Matteo Sereni prosciolto dopo 9 anni

Fine dell’incubo per Sereni: l’ex portiere prosciolto dall’accusa di abusi – Corriere della Sera 4.12.19

Denunciato dall’ex moglie nel 2011, era accusato di violenza sessuale sulla figlia

Per Matteo Sereni, 44 anni, ex portiere di Samp, Lazio e Torino, tra le tante squadre in cui ha giocato, finisce un incubo durato otto anni: il gip di Torino, Francesca Firrao, ha infatti archiviato — su richiesta della Procura — il procedimento che lo vedeva accusato di presunti abusi sessuali su minori.

È stata insomma accolta la tesi dei suoi due difensori, gli avvocati Giacomo Francini e Michele Galasso, secondo i quali «i minori sono stati per lungo tempo e reiteratamente interrogati con modalità inappropriate e potenzialmente suggestive di falsi ricordi dalla moglie separata, Silvia Cantoro, dalla suocera, Franceschina Mulargia, nonché dai consulenti tecnici in ambito civile e penale.

Sereni era stato denunciato dall’ex moglie nel novembre 2011 e, dopo una condanna in primo grado (in abbreviato), a Tempio Pausania, c’era stata la sentenza della corte d’Appello di Sassari, che aveva annullato la pronuncia del gup e spedito gli atti a Torino, per competenza territoriale.

Dove il pubblico ministero, Giulia Marchetti, ha chiesto l’archiviazione del procedimento, fatta propria dal gip. Insomma, Sereni è stato prosciolto da indagato (la richiesta di rinvio a giudizio l’avrebbe reso imputato).

«Non v’è dubbio infatti — scrivere il giudice — che in materia di minori, il problema non sia tanto e solo la capacità di riferire ciò cui hanno assistito, ma proprio la formazione del ricordo, ben potendoci essere dei “falsi ricordi” determinati dal racconto dell’evento ricevuto nel tempo dagli adulti di riferimento, dalla qualità e aspettative di chi pone la domanda, dalla relazione che lega l’adulto e il minore».

 

Massimimilano Nerozzi

Biella 1996: il “caso zero” degli psicologi arrestati

La Stampa e il Fatto Quotidiano hanno messo al lavoro i loro reporter (nel caso del Fatto, Selvaggia Lucarelli ritratta nella foto). Così hanno scoperto che già nel 1996 alcune delle persone indagate a Reggio Emilia erano attive come consulenti nei casi di accuse di abuso sessuale sui minori. A Biella ci fu un’indagine su un’intera famiglia che fini tragicamente con il suicidio di tutti e quattro gli indagati.

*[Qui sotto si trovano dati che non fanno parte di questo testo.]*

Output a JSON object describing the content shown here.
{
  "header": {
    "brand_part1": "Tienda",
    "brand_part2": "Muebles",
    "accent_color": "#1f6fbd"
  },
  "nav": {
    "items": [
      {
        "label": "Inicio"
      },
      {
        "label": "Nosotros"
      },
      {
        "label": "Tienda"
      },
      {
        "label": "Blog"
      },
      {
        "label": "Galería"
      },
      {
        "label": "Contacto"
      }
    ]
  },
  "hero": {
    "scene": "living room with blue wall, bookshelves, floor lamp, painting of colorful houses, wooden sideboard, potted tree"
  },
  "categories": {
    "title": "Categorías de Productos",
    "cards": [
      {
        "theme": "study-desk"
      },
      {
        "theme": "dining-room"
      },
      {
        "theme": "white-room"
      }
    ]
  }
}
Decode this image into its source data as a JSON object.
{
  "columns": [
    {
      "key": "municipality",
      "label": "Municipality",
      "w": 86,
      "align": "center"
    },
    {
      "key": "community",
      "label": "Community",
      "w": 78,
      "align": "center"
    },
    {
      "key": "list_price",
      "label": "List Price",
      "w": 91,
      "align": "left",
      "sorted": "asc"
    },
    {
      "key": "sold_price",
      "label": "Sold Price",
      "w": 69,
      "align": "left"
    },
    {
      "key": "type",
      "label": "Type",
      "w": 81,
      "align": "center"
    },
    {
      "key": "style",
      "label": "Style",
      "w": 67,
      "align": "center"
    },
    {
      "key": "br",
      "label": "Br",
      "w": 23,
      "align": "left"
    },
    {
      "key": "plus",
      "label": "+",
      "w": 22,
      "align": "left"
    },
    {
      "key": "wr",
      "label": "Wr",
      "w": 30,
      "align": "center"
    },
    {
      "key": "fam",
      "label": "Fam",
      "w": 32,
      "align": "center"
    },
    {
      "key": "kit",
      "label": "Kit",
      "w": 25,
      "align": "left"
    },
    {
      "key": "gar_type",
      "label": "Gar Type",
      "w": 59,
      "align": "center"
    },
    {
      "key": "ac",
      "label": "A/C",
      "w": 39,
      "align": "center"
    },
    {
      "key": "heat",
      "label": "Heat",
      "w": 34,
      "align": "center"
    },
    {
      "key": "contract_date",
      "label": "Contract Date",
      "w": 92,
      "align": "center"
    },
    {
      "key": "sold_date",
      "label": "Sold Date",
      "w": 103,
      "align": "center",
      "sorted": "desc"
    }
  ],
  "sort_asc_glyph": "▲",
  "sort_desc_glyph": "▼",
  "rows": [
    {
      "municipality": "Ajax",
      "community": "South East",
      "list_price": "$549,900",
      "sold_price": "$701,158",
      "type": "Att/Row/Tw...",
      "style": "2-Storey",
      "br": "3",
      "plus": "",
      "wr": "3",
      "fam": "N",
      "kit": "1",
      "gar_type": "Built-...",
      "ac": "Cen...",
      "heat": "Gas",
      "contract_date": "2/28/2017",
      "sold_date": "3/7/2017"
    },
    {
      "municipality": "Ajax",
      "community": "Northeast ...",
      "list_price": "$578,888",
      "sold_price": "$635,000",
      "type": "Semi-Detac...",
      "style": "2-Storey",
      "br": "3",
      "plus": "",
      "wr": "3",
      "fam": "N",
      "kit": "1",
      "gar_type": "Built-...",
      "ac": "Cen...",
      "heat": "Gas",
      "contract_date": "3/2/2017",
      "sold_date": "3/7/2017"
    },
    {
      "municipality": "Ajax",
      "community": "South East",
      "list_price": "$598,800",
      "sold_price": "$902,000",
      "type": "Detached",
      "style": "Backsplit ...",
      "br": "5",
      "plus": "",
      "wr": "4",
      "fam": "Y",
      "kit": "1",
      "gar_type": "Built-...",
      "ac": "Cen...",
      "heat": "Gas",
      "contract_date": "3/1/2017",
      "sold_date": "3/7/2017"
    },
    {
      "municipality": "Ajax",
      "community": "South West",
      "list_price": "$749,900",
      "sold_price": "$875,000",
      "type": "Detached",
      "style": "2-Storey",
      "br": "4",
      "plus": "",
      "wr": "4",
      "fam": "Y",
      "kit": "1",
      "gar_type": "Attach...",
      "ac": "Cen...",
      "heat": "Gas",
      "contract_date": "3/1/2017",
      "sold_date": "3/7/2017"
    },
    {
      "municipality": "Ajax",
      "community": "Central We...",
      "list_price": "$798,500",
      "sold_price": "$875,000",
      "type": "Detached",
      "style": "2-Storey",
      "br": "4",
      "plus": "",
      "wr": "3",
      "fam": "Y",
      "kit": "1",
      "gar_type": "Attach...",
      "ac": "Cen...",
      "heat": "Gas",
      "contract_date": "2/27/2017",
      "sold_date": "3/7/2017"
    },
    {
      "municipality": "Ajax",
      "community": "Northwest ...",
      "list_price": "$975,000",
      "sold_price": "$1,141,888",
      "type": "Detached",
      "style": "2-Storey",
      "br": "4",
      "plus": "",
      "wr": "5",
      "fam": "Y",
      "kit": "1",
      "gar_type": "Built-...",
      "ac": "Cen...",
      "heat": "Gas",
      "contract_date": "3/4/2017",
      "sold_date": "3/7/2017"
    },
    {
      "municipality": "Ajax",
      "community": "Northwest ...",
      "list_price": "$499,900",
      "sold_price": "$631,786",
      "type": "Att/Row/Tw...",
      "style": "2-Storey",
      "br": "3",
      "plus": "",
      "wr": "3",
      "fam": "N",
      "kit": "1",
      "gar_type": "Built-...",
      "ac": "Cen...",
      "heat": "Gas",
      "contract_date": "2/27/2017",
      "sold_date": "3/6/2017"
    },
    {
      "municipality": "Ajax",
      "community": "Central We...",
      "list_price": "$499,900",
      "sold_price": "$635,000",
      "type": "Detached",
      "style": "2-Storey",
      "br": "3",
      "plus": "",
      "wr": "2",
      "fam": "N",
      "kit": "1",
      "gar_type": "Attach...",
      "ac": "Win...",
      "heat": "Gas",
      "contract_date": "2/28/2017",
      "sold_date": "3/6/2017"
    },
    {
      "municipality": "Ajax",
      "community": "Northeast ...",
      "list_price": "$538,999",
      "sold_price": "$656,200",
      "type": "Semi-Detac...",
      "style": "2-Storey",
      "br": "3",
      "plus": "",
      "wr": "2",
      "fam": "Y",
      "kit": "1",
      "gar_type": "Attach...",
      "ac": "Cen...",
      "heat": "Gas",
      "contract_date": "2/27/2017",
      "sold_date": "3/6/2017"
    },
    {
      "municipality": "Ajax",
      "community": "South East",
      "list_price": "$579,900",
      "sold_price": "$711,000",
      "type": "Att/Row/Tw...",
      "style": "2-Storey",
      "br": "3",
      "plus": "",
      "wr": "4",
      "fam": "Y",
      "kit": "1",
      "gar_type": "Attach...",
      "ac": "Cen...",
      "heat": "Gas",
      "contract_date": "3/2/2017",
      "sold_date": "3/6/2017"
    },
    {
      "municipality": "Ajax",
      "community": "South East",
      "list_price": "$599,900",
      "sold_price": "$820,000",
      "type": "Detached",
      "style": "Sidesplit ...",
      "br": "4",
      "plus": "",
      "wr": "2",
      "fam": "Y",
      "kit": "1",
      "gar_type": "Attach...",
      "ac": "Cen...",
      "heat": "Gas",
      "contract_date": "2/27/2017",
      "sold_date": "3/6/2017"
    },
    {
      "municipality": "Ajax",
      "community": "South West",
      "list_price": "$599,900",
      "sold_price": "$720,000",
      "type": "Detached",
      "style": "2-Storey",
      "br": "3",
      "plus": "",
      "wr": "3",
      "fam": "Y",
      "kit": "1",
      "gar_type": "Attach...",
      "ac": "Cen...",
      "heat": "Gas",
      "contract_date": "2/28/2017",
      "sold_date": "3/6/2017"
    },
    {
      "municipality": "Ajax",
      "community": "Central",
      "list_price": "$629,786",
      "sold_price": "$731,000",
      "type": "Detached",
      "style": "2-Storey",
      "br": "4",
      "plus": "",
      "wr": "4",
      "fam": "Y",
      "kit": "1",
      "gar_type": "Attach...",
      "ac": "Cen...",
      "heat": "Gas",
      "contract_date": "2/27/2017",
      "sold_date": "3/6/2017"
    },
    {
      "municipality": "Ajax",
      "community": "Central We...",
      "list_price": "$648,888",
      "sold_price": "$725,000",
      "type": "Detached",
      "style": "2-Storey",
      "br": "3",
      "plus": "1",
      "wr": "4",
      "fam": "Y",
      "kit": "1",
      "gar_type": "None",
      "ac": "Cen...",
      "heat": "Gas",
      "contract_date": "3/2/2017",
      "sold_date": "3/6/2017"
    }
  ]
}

(www.lastampa.it) 6.7.2019 — Uno dei primi casi che portò alla ribalta nazionale lo psicoterapeuta torinese Claudio Foti e la sua associazione, la «Hansel & Gretel» di Moncalieri, in questi giorni coinvolta nell’indagine «Angeli e Demoni», è quello dei quattro componenti della famiglia di Sagliano Micca, che, durante il processo per abusi nei confronti di due bambini, figli e nipoti, decisero di suicidarsi. Una storia che scosse profondamente il Biellese e non soltanto per il tragico epilogo. Accusati di aver abusato dei bambini fin da quando questi avevano appena tre anni, erano non soltanto Guido F., padre del maschietto, e Maria Cristina F., madre della bambina, ma anche la nonna Alba e il nonno Attilio. Foti, ora agli arresti domiciliari con accuse molto pesanti, di aver falsato i ricordi di alcuni bambini per poterli poi allontanare dalle famiglie naturali, con lo scopo di accumulare consulenze e far guadagnare i genitori affidatari, era il consulente della madre del bambino, da cui erano partite le prime segnalazioni, dopo una separazione tempestosa. La sua compagna dell’epoca, Cristina Roccia, anche lei della «Hansel & Gretel», poi coinvolta pochi mesi dopo nel caso di pedofili satanisti della Bassa Modenese oggi di nuovo in discussione, era invece la psicoterapeuta scelta dal pubblico ministero Alessandro Chionna.